The odds of each £1 Bond winning will stay the same at the current 22,000 to one.
With the drop in the prize fund rate, there will be fewer big cash prizes on offer, with NS&I predictions showing the number of £100,000 prizes decreasing from 79 in June to 75 in August. There will be eight fewer £50,000 prizes and more than 40 fewer £10,000 prizes.
But there will continue to be two £1 million jackpot prizes on offer, as with every monthly prize draw. Andrew Westhead, NS&I retail director, said: “This adjustment to the Premium Bonds prize fund rate – the first in four months – reflects the changing landscape for savings.”
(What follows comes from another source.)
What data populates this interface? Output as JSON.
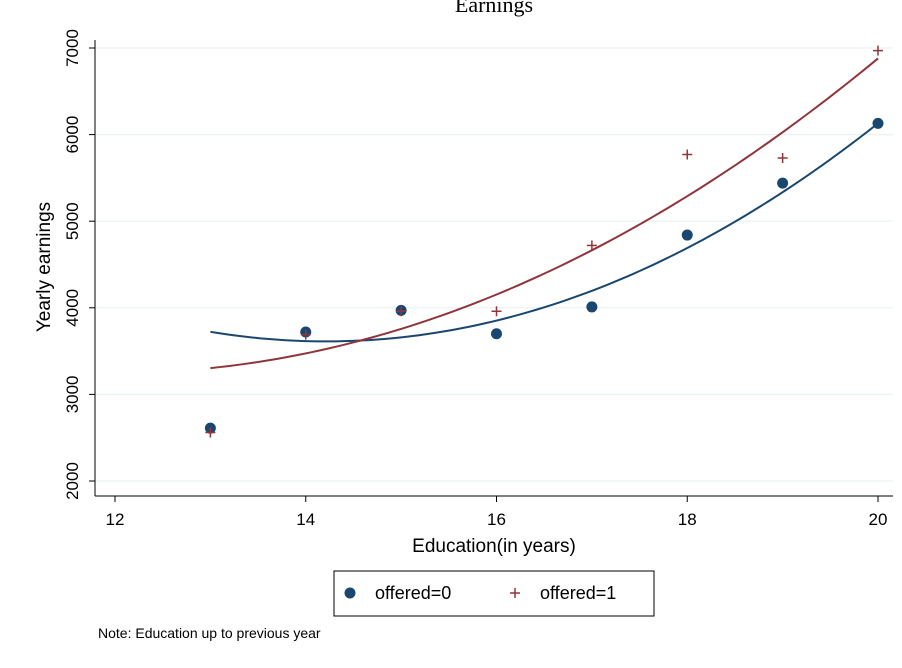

The prize fund rate last dropped from the April draw, when it fell from four per cent down to 3.8 per cent. There were also cuts to the fund rate in January and in December last year.
Mr Westhead added: “Premium Bonds maintain their unique appeal by offering complete security backed by HM Treasury, the flexibility to withdraw easily, and the excitement of potentially winning a tax-free prize each month. The August draw is expected to deliver more than six million tax-free prizes worth over £396 million.
“By making this adjustment now, we’re able to continue to balance the interests of savers, taxpayers and the stability of the broader financial services sector.”
Finance experts have said it was always likely NS&I would cut the prize fund rate again. Sarah Coles, head of personal finance at Hargreaves Lansdown, explained: “The writing has been on the wall for Premium Bond prizes ever since the Bank of England cut interest rates in May.
“The most competitive easy access savings rates have held up impressively, but the market has been inching gradually south. At the start of April, the average easy access account paid 2.76 per cent and now it’s offering 2.68 per cent (Moneyfacts). NS&I pledges to be middle of the road, and as the road has moved into less rewarding territory, it was bound to make this cut.”
The Bank of England cut the base interest rate from 4.5 per cent down to 4.25 per cent in May. It opted to keep it at this level earlier this month.
Ms Coles warned further Premium Bonds rate cuts could be on the cards. She said: “At a time when the Bank of England is expected to make two more rate cuts before the end of the year, there’s a decent chance that savings rates will continue to gradually edge lower. The prize rate is likely to fall in step with it.”
She pointed to the stark fact that the average Bond holder will win nothing in the average month. Ms Coles said: “It means your savings are likely to lose money after inflation.
“It’s always worth taking stock when the rate falls, and considering whether you’re still happy with the deal, or whether you’d prefer the certainty of a strong rate in the wider savings market. Check what’s available from online banks and saving platforms, where you’ll usually find the strongest deals.”